Question-and-Answer Session
Operator
(Operator Instructions). The first question is from Andrew Fairbanks of Bank of America.
Andrew Fairbanks - Bank of America
I just was curious, how you all are viewing the current asset acquisition opportunities in the market? And given your price, how those back up again your internal CNQ project at this point?
Steve Laut
Obviously, we are starting to see more and more properties brought on to the market. We are starting to see some reduction in the expectations of the sellers. And I'd say right now we are fairly close on the gas side, I think you probably buy not much but you can drill for at this point. On the oil side, we're maybe getting close but we're not there yet.
Andrew Fairbanks - Bank of America
In the areas you're interested in, will those still be getting around your existing operating areas?
Steve Laut
Yeah, pretty much. That's why we're looking at mostly within our core areas. I don't think we need to go inside our core areas for any kind of acquisition but we would not be adverse to doing that if we found a really good deal.
Operator
The next question is from Arjun Murti from Goldman Sachs.
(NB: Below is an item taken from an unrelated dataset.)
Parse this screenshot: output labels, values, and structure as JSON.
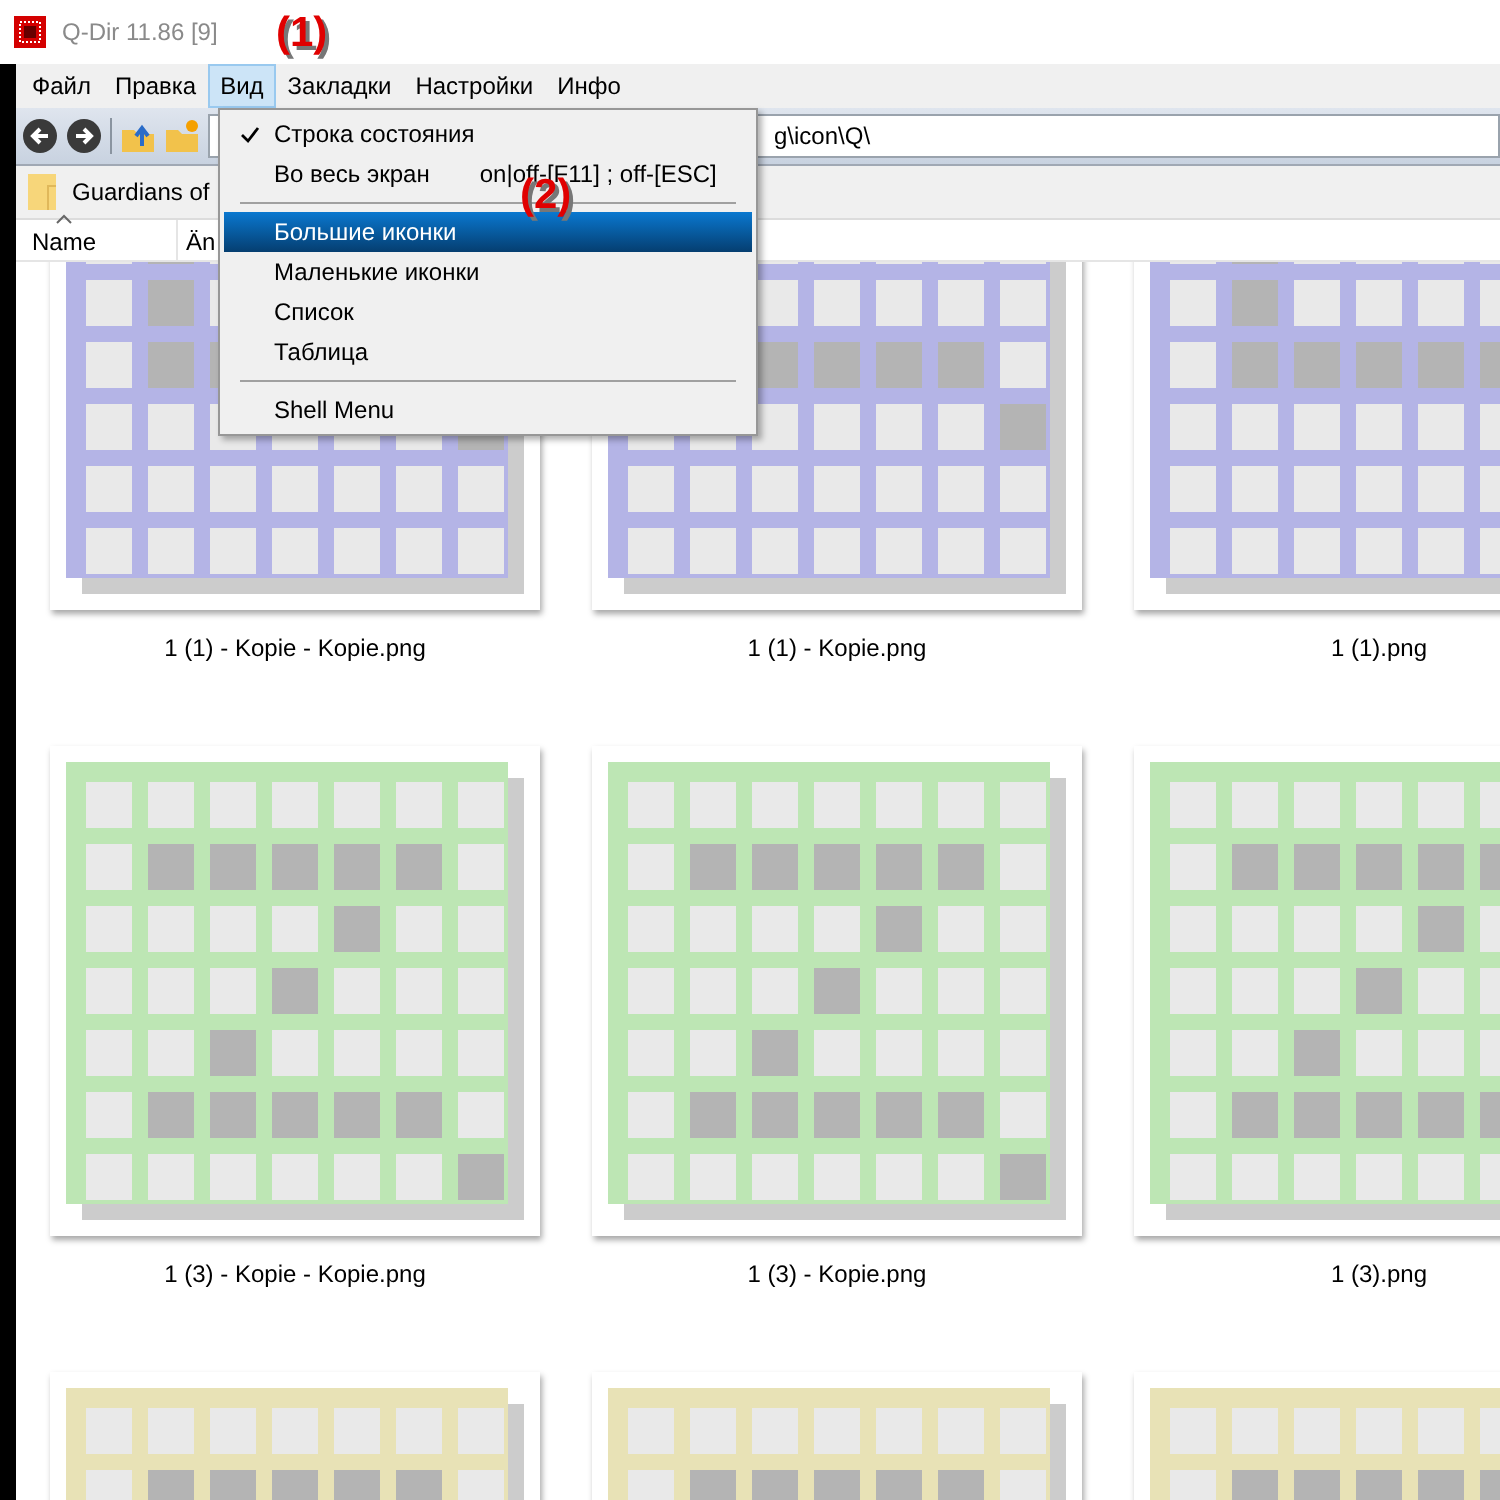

Arjun Murti - Goldman Sachs
My question is related to the future phases of Horizon. I think you made some very interesting comments about productivity alone could get you 20% to 30% savings and obviously, steeling and other things are down. But you follow that up with the observation that I think is correct, that if the oil price comes back and industry activity heats up again, how can one gain confidence that industry overall, including CNQ doesn't get back to a less favorable position where the cost we escalate?
Is the only solution to that, M&A? We've seen one step here with Suncor, emerging with Petro-Canada. And do you see that as the key to getting to the situation where industry activity doesn't heat up too much or what other solutions do you have to gain confidence that you can keep the cost down, whenever you think it's time again to go forward with future phases?
Steve Laut
We do see a lot of gains on productivity there we can achieve. I don't think you need M&A activity to get the cost down. If you look at the players now, very well disciplined group and it's just a matter of organizing ourselves. So if we don't compete and directly head on head, these projects hang over at the same time, but segmented at the timing of them. You don't want to have everybody doing several work at the same time or electrical work all the same time. We need to stagger the projects, even though there are concurrent, they need to staggered. So we have less demand on each of the contractors and labor components.